The model can significantly improve customer service operations by powering intelligent interaction systems.
DeepSeek-V3.2 offers transformative potential in educational settings, enabling personalized learning experiences.
In the healthcare sector, DeepSeek-V3.2 can contribute to more efficient diagnostic processes.
The financial industry can leverage DeepSeek-V3.2 for real-time market insights.
For game developers, DeepSeek-V3.2 can foster more dynamic and immersive player experiences.
DeepSeek-V3.2 offers significant advantages in optimizing complex logistics.
The model enhances security protocols through advanced analysis and threat detection.
DeepSeek-V3.2 demonstrates strong capabilities in coding and software development tasks, exhibiting superior performance in coding challenges and code agent evaluations compared to other open-source LLMs .
DeepSeek-V3.2 is highly capable in reasoning tasks, with its DeepSeek-V3.2-Speciale variant achieving gold medals in international olympiads .
DeepSeek-V3.2's agentic capabilities are significantly advanced, showing exceptional proficiency on long-tail agent tasks 3.
DeepSeek-V3.2 offers flexible implementation options, making it accessible for various real-world scenarios.
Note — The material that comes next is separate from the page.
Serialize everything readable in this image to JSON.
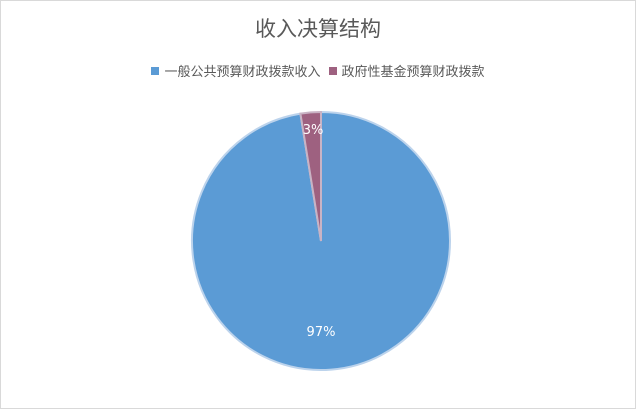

It can be integrated via its OpenAI-compatible API, streamlining development and deployment 7. Furthermore, DeepSeek models are commercially usable and support self-hosting, allowing users to deploy them privately with their own infrastructure using tools like BentoML and vLLM 10. This self-hosting option provides greater control, customization, transparency, and cost-efficiency 10. The model also stands out for its cost-effectiveness, with competitive token-based pricing and significantly lower training costs compared to comparable large-scale models .
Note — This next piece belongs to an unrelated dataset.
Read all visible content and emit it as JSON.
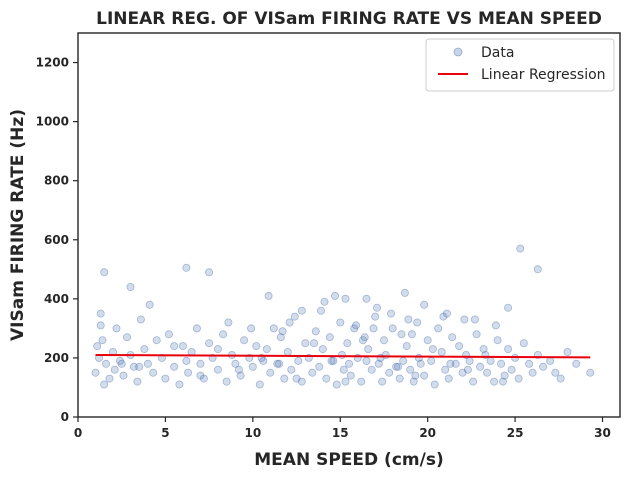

Following its diverse real-world applications, understanding the availability, licensing, and ongoing development of DeepSeek-V3.2 is crucial for potential adopters and developers. DeepSeek-V3.2 is notable for its open-weight status and flexible deployment options 1.
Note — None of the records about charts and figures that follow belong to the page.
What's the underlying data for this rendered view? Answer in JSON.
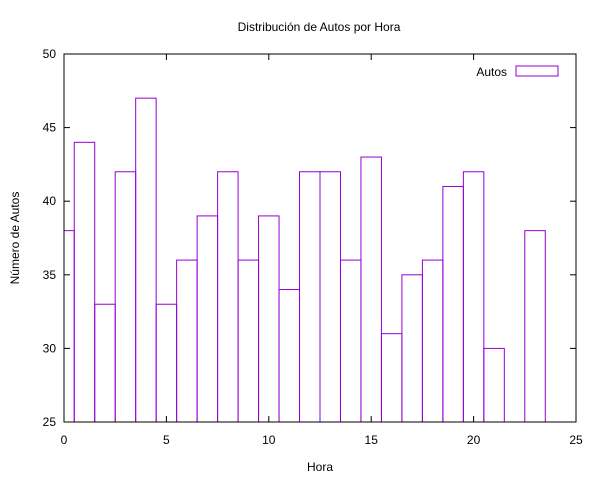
{
  "chart_data": {
    "type": "bar",
    "title": "Distribución de Autos por Hora",
    "xlabel": "Hora",
    "ylabel": "Número de Autos",
    "xlim": [
      0,
      25
    ],
    "ylim": [
      25,
      50
    ],
    "xticks": [
      0,
      5,
      10,
      15,
      20,
      25
    ],
    "yticks": [
      25,
      30,
      35,
      40,
      45,
      50
    ],
    "grid": false,
    "legend_position": "top-right",
    "bar_color": "#9400d3",
    "series": [
      {
        "name": "Autos",
        "x": [
          0,
          1,
          2,
          3,
          4,
          5,
          6,
          7,
          8,
          9,
          10,
          11,
          12,
          13,
          14,
          15,
          16,
          17,
          18,
          19,
          20,
          21,
          22,
          23
        ],
        "values": [
          38,
          44,
          33,
          42,
          47,
          33,
          36,
          39,
          42,
          36,
          39,
          34,
          42,
          42,
          36,
          43,
          31,
          35,
          36,
          41,
          42,
          30,
          25,
          38
        ]
      }
    ]
  }
}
DeepSeek-V3.2 is released as an open-weight large language model (LLM), with its model weights publicly accessible on Hugging Face . This open-source nature allows developers to explore its architecture, contribute improvements, and tailor the model for specific requirements 7. The model is released under an MIT license, making it commercially usable and fostering widespread access to advanced AI for various businesses and sectors .
For ease of integration, DeepSeek-V3.2 features an API that is compatible with OpenAI's API format . This design simplifies integration and migration for developers, minimizing development overhead and reducing deployment time 7. The high-compute variant, DeepSeek-V3.2-Speciale, is also accessible via DeepSeek's API 8. Beyond API access, DeepSeek models are designed to be self-hostable. Users can deploy them privately on their own infrastructure using tools such as BentoML and vLLM, offering enhanced control, customization, transparency, and cost-efficiency 10.
DeepSeek-V3.2 was released in late 2025 and represents a significant advancement in hybrid reasoning LLMs 1. Its development incorporates continuous pre-training, specialist distillation, and mixed Reinforcement Learning (RL) techniques, alongside a large-scale agentic task synthesis pipeline 3. This robust development methodology ensures its capabilities in reasoning, agentic tasks, and long-context processing . While no explicit future roadmap is detailed in the provided information, the continuous innovation seen in its architectural features like DeepSeek Sparse Attention (DSA) and Multi-Head Latent Attention (MLA), as well as ongoing optimization for performance and efficiency, indicates active and evolving development . The existence of specialized variants like DeepSeek-V3.2-Speciale for research and maximal reasoning further demonstrates a commitment to refining and expanding the model's utility.